Labor was having a fairly good day yesterday until David Feeney forgot how many houses he owned.
Truth be told, Labor’s shadow spokesman for Justice wasn’t simply guilty of a momentary lapse of memory. He had forgotten he owned a $2.3 million home for almost three years. His parliamentary register of interests first lodged three months after the election in 2013 and updated twice since failed to include the $2.3 million in Northcote.
Feeney listed his residential home in East Melbourne and an investment property in Melbourne’s inner west.
So a career politician owns not two but three homes. Nice work if you can get it.
It is not the hypocrisy or the amnesia that is the concern here. News of Feeney’s purchase of the Northcote home was published in local newspapers. There is no scandal other than the calumny of an enduring stupidity.
Students of dumb politics would no doubt recall Feeney as one of the conspirators that saw Kevin Rudd being booted out of the Lodge on June 24, 2010. Indeed it was Feeney and his colleague Mark Arbib who convinced Julia Gillard to challenge Rudd and thus consigned not one but two Labor Prime Ministers to the dustbin in one fell swoop.
Arbib scuttled out of politics in 2012. With Labor’s vote tanking in Victoria — something that Feeney was indirectly responsible for — Feeney would not have been re-elected to the Senate so he was parachuted into Batman prior to the 2013 election.
Batman, which runs through Melbourne’s northern suburbs, was previously held by Labor luminaries Brian Howe and Martin Ferguson. I knew Howe’s predecessor, Horrie Garrick well and while he might have been a fairly undistinguished MHR, I’m sure Horrie, a former Collingwood mayor, would not have forgotten how many houses he owned. The answer, by the way, was one.
Batman was once considered the safest seat in the country. Labor routinely held it by margins upwards of 30 per cent.
Labor in Batman has been under attack from the Greens and Feeney’s stupidity puts the seat further at risk.
The Greens themselves are a risk to national security. Greens leader Senator Di Natale made that clear yesterday when singing to the choir of anti-American sentiment which runs deep in Australia, especially among younger voters.
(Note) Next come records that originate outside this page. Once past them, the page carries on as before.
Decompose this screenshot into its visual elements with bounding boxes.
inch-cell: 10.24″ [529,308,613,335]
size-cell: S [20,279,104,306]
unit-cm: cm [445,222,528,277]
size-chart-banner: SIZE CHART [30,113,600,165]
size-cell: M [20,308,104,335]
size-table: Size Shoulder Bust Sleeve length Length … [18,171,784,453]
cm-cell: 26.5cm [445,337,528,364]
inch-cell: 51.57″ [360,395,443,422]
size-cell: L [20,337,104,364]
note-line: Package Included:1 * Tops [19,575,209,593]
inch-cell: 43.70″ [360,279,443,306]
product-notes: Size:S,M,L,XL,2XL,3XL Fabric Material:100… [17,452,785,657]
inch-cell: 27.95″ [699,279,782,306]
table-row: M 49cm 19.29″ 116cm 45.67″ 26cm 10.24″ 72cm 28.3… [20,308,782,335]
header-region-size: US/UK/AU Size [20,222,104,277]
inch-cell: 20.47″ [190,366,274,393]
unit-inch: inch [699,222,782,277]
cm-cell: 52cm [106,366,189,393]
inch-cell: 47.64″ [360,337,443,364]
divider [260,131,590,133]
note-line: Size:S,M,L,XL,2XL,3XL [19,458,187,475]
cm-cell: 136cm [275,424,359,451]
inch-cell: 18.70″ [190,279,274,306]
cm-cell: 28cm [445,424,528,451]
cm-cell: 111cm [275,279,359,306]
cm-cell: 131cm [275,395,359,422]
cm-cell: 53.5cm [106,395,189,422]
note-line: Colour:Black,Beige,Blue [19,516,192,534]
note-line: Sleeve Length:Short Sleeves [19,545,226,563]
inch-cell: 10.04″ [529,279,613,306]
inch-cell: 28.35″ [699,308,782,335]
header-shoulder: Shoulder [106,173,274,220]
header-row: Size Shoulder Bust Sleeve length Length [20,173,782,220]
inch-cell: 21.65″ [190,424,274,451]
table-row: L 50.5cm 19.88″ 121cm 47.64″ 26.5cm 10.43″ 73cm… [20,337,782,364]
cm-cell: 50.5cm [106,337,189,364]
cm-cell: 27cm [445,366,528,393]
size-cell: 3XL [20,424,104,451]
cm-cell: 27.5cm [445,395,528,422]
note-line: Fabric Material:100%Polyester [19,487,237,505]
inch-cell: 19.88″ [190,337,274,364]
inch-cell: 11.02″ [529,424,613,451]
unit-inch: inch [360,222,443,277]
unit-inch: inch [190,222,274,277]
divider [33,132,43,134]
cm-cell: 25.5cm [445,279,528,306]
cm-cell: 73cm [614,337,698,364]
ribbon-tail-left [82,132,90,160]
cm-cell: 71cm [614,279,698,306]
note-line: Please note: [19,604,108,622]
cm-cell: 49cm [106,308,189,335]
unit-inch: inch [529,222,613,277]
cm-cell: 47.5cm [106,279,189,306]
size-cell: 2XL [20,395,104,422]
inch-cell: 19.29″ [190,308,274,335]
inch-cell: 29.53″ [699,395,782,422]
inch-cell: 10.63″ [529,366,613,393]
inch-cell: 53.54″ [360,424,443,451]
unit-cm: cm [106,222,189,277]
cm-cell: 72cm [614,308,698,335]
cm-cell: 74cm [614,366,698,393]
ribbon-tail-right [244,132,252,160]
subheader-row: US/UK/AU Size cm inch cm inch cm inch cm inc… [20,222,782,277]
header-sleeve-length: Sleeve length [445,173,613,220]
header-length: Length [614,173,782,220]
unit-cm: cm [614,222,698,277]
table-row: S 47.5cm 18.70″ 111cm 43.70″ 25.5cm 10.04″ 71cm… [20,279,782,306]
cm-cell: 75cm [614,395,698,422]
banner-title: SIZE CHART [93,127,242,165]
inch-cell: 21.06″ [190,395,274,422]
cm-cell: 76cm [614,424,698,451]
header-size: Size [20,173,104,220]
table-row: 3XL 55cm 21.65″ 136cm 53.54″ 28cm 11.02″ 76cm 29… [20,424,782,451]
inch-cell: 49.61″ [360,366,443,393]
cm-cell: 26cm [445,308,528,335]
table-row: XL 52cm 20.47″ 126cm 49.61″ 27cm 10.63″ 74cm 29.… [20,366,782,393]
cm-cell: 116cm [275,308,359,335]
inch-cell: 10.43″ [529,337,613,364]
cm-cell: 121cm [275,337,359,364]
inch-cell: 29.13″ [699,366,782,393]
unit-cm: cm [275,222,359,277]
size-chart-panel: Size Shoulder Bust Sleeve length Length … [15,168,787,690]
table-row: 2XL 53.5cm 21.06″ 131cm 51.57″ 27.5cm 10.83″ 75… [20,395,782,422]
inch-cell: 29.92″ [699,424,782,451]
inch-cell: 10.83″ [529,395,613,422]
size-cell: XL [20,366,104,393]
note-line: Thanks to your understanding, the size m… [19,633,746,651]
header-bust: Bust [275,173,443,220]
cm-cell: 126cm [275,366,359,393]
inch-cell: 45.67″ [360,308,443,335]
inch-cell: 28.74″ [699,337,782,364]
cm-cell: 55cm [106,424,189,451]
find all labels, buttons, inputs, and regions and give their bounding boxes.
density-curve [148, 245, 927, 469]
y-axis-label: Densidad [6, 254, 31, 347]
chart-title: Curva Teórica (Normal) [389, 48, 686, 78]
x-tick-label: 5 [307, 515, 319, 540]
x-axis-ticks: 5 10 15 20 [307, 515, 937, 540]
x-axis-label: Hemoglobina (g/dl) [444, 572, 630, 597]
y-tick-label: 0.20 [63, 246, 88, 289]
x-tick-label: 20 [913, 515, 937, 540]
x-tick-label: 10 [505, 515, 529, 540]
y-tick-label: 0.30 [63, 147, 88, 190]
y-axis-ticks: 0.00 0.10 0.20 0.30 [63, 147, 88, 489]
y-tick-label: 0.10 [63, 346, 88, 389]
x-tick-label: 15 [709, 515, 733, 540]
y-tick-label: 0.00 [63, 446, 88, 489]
I’ve often said these people need their heads banged together before being given a brief but comprehensive history lesson on the Battle of the Coral Sea and the Battle of Guadalcanal where US Navy and US Marines turned the tide of the Pacific War. Historians hotly argue about Imperial Japan’s designs on Australia. While a full scale invasion may never have been part of their plans, without the US, Australian cities and strategic ports on the eastern seaboard would have faced more attacks and more loss of life. That much is certain.
Di Natale described Australia as a sort of acquiescent partner blindly following the “horrific consequences of US foreign policy.” Predictably he made no mention of Chinese sabre-rattling in the South China Sea.
Under the Greens, the $50 billion purchase of a new fleet of 12 submarines, the purchase of the Joint Strike Fighters and a commitment to spend two per cent of GDP on defence spending into the future would all go.
In a nutshell these steps would reduce the ADF’s capacity to defend our borders and diminish its capacity to respond to hostility in the region.
Similarly, Di Natale’s pledge to create a foreign policy independent of ANZUS Treaty commitments if the Greens ever found themselves in government is akin to putting up a white flag at Cape York and asking whatever belligerent foreign powers that may exist at any time in the future to come in and help themselves.
The fundamental role of government is to defend the nation’s sovereignty. It is not a grab bag of feel good policy.
Of course, the Greens have no chance of forming government in their own right but the way things are shaping up, they may be major players if a hung parliament comes to reality on July 2.
The Coalition’s game in this election is to do two things that ironically are completely distinct — the first is to show Labor and the Greens are cut from the same political cloth while needling away at the policy differences of the two parties.
We never get to hear the repudiation of the Greens on national security grounds. We could argue for days on end about the Greens’ social policies, some of which I regard as sensible (some being the operative word) but these issues are of little moment or significance in the big scheme of things.
Australia’s security in the 21st Century is the primary function of government.
David Feeney’s $2.3 million forgetfulness may be just the thing to put the Greens over the line in what was the former Labor heartland of Batman. The real cost of his stupidity however comes at legitimising the Greens’ most dangerous idea, that national security is a political plaything.